Turning sewage sludge into a nutrient rich organic fertiliser

Turning sewage sludge into a nutrient rich organic fertiliser


Multi-utility firm Altogether Group has partnered with Loop Organics, to rehabilitate former mines in the Hunter region by turning sewage sludge into a nutrient rich organic fertiliser called BiomixTM.

The sustainable approach creates a valuable resource from the sludge – known as biosolids - and will save approximately 800 tonnes of waste every year from ending up as landfill – one of the most serious issues facing the environment.

Altogether currently owns and operates seven state-of-the-art local water centres - including the world’s largest in-basement residential water centre at the internationally-renowned Central Park in Sydney. It has capacity to provide wastewater and recycled water services to 25,000 customers, alongside an embedded energy business servicing 30,000 customers.

In the Hunter region, Altogether has been looking for ways to use the waste that it collects from its unique recycled water communities in Pitt Town and The Gables, in Sydney, and Huntlee and Cooranbong.

“By capturing valuable organics, nitrogen and phosphorous from waste and turning it into  BiomixTM, we can create nutrient-rich topsoil that will encourage plant growth at former mine sites and help bolster productivity of agricultural lands,” says Darren Wharton, Altogether’s Executive Manager - Sustainable Utility Services

“We’re committed to the creation of a circular economy through the recovery and reuse of local resources.

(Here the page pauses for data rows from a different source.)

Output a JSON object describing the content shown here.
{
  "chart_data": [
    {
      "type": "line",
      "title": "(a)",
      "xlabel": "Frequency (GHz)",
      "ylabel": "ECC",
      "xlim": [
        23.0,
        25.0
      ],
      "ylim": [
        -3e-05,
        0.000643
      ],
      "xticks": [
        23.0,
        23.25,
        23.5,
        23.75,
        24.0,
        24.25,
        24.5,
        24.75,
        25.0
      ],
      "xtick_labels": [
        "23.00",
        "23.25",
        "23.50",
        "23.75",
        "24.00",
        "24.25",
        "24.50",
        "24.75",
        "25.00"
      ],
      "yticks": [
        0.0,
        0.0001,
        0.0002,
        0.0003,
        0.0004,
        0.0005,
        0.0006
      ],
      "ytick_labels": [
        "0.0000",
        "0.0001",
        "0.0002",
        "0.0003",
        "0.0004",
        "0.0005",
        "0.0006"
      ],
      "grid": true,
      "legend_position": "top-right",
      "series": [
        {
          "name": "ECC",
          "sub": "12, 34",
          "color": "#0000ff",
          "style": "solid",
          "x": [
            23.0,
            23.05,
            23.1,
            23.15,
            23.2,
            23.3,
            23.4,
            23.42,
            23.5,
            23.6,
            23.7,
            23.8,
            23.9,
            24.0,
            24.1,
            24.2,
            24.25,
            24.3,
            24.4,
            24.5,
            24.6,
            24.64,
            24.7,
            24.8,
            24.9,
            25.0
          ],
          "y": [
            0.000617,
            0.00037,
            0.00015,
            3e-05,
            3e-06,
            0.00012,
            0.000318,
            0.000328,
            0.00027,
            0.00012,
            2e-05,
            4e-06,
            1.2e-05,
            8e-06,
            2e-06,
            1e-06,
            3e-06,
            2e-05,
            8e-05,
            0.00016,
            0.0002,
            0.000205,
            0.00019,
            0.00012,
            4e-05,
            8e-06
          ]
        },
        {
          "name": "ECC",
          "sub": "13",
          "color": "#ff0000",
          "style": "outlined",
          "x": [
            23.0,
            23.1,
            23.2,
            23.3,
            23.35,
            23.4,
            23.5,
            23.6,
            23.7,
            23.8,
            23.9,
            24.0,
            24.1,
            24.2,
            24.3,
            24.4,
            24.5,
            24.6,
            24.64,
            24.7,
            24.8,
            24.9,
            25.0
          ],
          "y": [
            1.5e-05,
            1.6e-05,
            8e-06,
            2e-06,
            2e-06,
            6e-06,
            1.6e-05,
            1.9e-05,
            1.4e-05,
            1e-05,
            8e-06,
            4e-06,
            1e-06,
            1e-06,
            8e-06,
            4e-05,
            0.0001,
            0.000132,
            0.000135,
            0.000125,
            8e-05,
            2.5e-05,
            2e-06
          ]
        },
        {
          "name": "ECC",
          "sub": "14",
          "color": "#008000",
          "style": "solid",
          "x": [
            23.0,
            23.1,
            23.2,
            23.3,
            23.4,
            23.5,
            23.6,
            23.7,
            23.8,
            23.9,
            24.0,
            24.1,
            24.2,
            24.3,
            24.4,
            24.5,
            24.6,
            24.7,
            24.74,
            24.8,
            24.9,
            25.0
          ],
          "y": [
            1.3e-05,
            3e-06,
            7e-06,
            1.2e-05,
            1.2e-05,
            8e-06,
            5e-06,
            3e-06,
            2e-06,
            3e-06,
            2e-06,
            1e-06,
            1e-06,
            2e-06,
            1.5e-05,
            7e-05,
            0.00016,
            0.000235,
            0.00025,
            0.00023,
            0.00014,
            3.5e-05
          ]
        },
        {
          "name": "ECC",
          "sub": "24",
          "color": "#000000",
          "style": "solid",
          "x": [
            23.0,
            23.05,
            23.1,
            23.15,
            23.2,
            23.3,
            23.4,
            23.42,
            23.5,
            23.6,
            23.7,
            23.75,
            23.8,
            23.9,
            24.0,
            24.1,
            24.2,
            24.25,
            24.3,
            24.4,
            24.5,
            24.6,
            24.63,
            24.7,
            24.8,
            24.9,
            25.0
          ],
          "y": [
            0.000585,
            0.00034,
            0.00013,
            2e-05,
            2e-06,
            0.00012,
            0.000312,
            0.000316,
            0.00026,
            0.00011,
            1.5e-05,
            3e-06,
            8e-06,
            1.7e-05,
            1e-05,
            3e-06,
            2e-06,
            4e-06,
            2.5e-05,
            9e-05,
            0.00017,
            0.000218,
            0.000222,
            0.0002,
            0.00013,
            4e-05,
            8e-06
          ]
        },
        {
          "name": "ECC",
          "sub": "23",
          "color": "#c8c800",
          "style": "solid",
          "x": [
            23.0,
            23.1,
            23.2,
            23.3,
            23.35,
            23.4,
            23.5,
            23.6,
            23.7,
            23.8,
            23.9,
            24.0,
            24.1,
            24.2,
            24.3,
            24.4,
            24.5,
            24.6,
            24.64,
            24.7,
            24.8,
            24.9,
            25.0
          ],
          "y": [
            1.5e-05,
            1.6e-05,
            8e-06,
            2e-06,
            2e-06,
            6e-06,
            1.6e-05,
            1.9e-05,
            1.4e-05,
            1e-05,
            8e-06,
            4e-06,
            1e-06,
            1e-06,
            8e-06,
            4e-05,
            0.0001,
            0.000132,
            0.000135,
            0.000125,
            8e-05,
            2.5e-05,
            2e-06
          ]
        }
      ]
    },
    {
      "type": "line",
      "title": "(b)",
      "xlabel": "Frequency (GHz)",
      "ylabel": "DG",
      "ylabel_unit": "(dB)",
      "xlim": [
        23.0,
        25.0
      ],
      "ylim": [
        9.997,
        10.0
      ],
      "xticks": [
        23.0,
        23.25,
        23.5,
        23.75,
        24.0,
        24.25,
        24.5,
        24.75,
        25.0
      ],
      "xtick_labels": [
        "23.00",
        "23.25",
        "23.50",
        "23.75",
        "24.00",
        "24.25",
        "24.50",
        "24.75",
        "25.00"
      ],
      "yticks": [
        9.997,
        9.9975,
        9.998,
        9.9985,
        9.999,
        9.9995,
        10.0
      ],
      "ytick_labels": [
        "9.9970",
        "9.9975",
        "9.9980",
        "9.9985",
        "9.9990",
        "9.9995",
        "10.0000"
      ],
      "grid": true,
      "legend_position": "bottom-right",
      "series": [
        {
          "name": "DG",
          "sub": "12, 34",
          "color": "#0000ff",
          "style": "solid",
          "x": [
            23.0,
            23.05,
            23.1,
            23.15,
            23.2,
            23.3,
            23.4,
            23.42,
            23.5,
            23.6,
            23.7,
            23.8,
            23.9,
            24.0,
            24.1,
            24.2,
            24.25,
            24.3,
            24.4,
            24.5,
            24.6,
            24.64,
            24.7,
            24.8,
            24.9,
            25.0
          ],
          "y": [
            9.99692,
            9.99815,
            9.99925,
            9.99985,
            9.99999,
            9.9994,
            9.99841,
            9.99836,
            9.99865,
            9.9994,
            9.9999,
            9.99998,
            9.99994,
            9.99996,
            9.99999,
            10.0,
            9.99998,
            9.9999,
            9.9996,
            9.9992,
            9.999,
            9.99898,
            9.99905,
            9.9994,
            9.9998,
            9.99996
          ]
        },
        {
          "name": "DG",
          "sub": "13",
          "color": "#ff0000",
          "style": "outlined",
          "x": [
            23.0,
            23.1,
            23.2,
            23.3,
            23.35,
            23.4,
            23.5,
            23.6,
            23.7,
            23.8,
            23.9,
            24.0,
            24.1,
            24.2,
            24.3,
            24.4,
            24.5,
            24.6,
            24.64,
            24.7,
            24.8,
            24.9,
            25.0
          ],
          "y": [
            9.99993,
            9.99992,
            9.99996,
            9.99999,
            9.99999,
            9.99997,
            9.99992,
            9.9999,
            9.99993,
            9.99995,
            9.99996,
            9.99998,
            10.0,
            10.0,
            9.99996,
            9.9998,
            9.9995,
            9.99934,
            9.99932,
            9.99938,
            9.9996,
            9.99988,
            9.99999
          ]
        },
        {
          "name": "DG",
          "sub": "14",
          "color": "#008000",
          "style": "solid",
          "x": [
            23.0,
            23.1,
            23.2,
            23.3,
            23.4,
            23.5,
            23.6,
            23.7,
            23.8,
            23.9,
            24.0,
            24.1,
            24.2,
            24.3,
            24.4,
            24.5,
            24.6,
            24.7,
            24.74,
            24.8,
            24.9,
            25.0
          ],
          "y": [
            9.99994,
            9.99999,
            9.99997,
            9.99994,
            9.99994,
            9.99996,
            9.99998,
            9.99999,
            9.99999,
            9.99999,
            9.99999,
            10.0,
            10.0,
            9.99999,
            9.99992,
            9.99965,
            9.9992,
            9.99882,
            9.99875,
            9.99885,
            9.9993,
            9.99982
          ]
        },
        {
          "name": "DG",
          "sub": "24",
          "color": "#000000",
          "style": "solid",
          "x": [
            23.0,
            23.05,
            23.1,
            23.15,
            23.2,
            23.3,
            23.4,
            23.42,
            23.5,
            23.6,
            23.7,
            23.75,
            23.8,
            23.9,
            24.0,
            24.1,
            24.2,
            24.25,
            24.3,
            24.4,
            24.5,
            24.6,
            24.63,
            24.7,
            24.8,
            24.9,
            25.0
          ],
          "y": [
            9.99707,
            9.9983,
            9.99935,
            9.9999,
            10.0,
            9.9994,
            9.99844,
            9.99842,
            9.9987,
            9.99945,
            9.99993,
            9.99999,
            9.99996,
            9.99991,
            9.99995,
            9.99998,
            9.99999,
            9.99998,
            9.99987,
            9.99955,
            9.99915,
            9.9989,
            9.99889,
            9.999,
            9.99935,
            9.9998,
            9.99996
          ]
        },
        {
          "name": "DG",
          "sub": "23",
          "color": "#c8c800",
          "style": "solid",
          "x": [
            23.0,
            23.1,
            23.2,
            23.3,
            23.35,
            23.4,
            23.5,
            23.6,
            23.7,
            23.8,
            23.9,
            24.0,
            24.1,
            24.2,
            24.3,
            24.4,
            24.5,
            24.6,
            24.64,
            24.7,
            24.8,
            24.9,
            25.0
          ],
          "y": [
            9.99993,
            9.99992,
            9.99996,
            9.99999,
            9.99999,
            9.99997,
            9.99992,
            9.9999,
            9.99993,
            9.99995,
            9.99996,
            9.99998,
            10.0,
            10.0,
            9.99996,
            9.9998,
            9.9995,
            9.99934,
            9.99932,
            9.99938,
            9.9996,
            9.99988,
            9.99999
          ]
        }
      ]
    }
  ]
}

“Working with Veolia and Loop Organics to turn waste from four of our communities into something that can help restore the natural environment and cut down on waste is a natural fit with our ethos of creating a better tomorrow.”

Veolia collects the waste from the Altogether recycled water communities and delivers it to Loop Organics’ facility at Ravensworth in the Hunter Valley. The facility makes specialised soil amendment products to be used in agriculture, mine rehabilitation and composting.

It is able to process approximately 55,000 tonnes of garden organics and biosolids each year.

“We want to move beyond the linear approach to economy, where you take raw material, turn it into something that is used and then thrown away,” says Mr Wharton.

“Instead, we want to create a circular economy in the locations where we operate—one that delivers positive benefits to people in our communities and the environment and that also makes use of the products that would otherwise turn into landfill.”

 

Returning mines back to natural state

Open-cut mining generally involves removing and storing topsoil to make way for the mine site and associated activities, such as dams, buildings and roads. The issue with storing topsoil in the longer term is that soil quality decreases and sometimes can be mixed with mining spoil, which does not encourage plants to grow.

Rehabilitating open cut mines involves replacing topsoil that was removed for mining operation to help restore the site back to its previous use, often pastures for grazing or bushland. Biosolids and Biosolid products, have been recognised as a beneficial organic soil amendment that can improve the outcome of rehabilitation programs.

Loop Organics has been processing biosolids in the Hunter Valley since 1994. Its services include organics composting, wastewater treatment plant and organic waste lagoon desludging, solids dewatering, collection, transport and land application.

Depending on legislative and regulatory requirements and the relevant guidelines, this may include using biosolids in agriculture, mine rehabilitation and in composting.

Lisa Rawlinson, the Director of Loop Organics says the company works with Councils, water authorities and local utilities.

“Biosolids products are an economical solution to increase soil fertility, lowering costs and providing a sustainable, long-term solution.

“Loop Organics is committed to continually improving the sustainability of our operations.  In order to do this, the business has recently participated in the NSW EPA’s Sustainability Advantage program,” she says.

One of the outcomes of this program includes the business developing a clear road map and commitment to achieving Net Zero Emissions by 2030.” 

Celebrating nine months as Altogether

In February this year, sustainable utility partners Flow Systems (NSW) and Meter2Cash (Queensland) officially joined together under the new name of Altogether Group. While the two businesses had been working together since 2016, the rebrand reflected the company’s evolution towards a true multi-utility provider.

“Altogether is instrumental in the creation of the sustainable multi-utility market within Australia in both the retail and agency space,” says Terry Leckie, Altogether’s Founder and Chief Executive Officer. “We are passionate about creating sustainable communities and buildings of the future.”

Backed by leading renewables, utilities, property and social infrastructure asset manager Morrison & Co, Altogether delivers off-grid solutions from resources – sun, rain, wind, waste – captured within communities across NSW and Queensland.

Capitalising on robust advanced technologies, Altogether’s utility solutions provide significant cost savings to developments, bringing properties to market earlier and creating value for new property owners and residents.